In contrast, under the provisions of the U.S. Federal Constitution, money is created by the Federal government through the authority granted for this purpose by an Act of Congress, specifically the U.S. House of Representatives. Therefore, as President Franklin Roosevelt demonstrated anew, the authorization to issue money assumes the character of state-created financial capital, which may be loaned as capital for sundry forms of development of public and private enterprises. Under such a system, the value of an object is not a reflection of the superstitions of "supply and demand," but of the intrinsic usefulness of what is produced. Money issued is thus tamed in its behavior by rules and regulations whose intention is to herd prices within boundaries which amount to imposing a rule of "fair trade," rather than the European oligarchs' "free trade." The regulation of prices and tariffs must ensure the protection of essential investments in public and private capital, and in the value of labor as the latter value is expressed by the physical standard of living of households needed to promote a healthy and productive population among important classes of professionals and others,
The U.S. economy is based on a credit-system, rather than a monetary system. The origin of this design was, chiefly, the influence of Gottfried Leibniz's writings bearing on the subject of a science of physical economy, as this is reflected most notably in such locations as Treasury Secretary Alexander Hamilton's published reports to the U.S. Congress. These were the conceptions which informed Hamilton's ally, and President Franklin Roosevelt's relevant ancestor, Isaac Roosevelt. This is the gist of the thinking which guided President Franklin Roosevelt's grand recovery of the U.S. economy which the policies of Coolidge and Hoover had wrecked.
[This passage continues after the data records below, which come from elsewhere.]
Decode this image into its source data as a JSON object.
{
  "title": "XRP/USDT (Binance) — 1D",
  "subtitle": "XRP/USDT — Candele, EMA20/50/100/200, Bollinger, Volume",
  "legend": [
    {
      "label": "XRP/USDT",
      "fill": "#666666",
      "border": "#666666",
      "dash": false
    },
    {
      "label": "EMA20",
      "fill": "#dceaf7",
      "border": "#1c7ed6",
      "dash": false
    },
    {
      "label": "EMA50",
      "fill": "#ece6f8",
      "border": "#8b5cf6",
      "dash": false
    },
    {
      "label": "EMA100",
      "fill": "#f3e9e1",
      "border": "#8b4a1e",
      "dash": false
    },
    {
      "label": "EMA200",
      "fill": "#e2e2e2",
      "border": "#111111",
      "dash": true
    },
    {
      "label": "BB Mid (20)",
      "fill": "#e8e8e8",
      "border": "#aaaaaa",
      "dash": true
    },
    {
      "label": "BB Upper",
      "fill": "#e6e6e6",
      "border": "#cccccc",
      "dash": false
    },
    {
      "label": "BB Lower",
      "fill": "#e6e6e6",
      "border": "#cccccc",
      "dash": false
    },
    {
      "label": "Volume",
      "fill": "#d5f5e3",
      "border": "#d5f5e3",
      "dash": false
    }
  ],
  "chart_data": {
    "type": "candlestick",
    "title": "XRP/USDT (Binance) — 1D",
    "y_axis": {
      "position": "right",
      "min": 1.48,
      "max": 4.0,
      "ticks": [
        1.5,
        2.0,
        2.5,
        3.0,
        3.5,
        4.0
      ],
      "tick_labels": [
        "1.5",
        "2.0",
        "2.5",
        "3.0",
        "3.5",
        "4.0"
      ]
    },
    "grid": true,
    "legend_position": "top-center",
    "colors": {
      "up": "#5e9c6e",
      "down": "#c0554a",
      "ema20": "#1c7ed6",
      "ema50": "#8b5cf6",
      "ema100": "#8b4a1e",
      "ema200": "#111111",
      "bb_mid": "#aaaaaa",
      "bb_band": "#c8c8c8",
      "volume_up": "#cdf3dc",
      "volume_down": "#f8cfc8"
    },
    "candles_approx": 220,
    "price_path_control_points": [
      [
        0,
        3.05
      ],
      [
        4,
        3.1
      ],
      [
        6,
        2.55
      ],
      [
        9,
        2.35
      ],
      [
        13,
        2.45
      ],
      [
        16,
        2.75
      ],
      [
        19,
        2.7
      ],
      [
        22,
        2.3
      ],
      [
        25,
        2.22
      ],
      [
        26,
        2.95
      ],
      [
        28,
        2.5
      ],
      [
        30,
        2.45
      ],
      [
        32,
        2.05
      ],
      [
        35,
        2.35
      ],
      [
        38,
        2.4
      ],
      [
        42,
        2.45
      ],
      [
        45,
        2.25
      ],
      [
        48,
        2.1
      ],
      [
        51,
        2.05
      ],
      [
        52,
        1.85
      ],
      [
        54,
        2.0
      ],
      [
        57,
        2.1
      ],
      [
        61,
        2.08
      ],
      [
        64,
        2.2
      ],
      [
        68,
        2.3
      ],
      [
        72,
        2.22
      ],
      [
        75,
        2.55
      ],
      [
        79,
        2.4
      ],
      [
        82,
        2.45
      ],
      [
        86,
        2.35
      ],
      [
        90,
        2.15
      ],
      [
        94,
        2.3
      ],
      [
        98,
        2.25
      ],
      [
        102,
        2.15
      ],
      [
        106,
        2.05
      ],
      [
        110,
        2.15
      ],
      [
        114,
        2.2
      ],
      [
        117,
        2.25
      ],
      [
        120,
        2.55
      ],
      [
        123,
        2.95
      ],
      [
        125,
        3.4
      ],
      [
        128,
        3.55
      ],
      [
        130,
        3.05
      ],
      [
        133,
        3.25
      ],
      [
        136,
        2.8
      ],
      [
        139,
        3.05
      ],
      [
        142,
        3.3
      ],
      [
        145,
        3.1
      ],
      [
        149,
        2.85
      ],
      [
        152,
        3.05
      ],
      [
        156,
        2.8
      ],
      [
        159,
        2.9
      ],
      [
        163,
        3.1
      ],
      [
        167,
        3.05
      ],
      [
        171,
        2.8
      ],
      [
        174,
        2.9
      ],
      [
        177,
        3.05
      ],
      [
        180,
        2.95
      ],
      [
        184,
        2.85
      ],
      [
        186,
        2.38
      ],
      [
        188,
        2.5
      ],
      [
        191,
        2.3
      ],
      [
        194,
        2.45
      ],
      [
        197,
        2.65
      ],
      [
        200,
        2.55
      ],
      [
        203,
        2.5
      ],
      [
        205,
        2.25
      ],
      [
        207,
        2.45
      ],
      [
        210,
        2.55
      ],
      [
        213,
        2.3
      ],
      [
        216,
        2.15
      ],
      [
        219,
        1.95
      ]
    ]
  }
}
Therefore, the sudden collapse of the imputed value of money, as that confronts us now, is not a fatal calamity for us, although admittedly a great inconvenience: provided we have the right President and proper composition of the U.S. Congress. We can reorganize the currency, and can manage the transition from a failed currency to a sound one, with no worse than some historically temporary inconveniences. A financial crisis, even a great crisis like that onrushing now, never requires dictatorial measures of political control. There is no warrant for a tyrannical campaign of what President George W. Bush, Jr. calls "killing the tourists." What is required is an orderly financial reorganization of a bankrupt system which must be brought quickly back to a stable and orderly form of renewed life.
That, some of us know how to do, as I do. I, for one, am prepared to do it. I am confident, that within and proximate to our institutions of government, we have the core of knowledge and skill to do the job. As Franklin Roosevelt said of such kinds of crisis: "We have nothing as much to fear as fear itself."
That said, let us now resolve that we shall rally to fix what needs to be fixed. That done, we shall come out of this crisis far better than we entered it.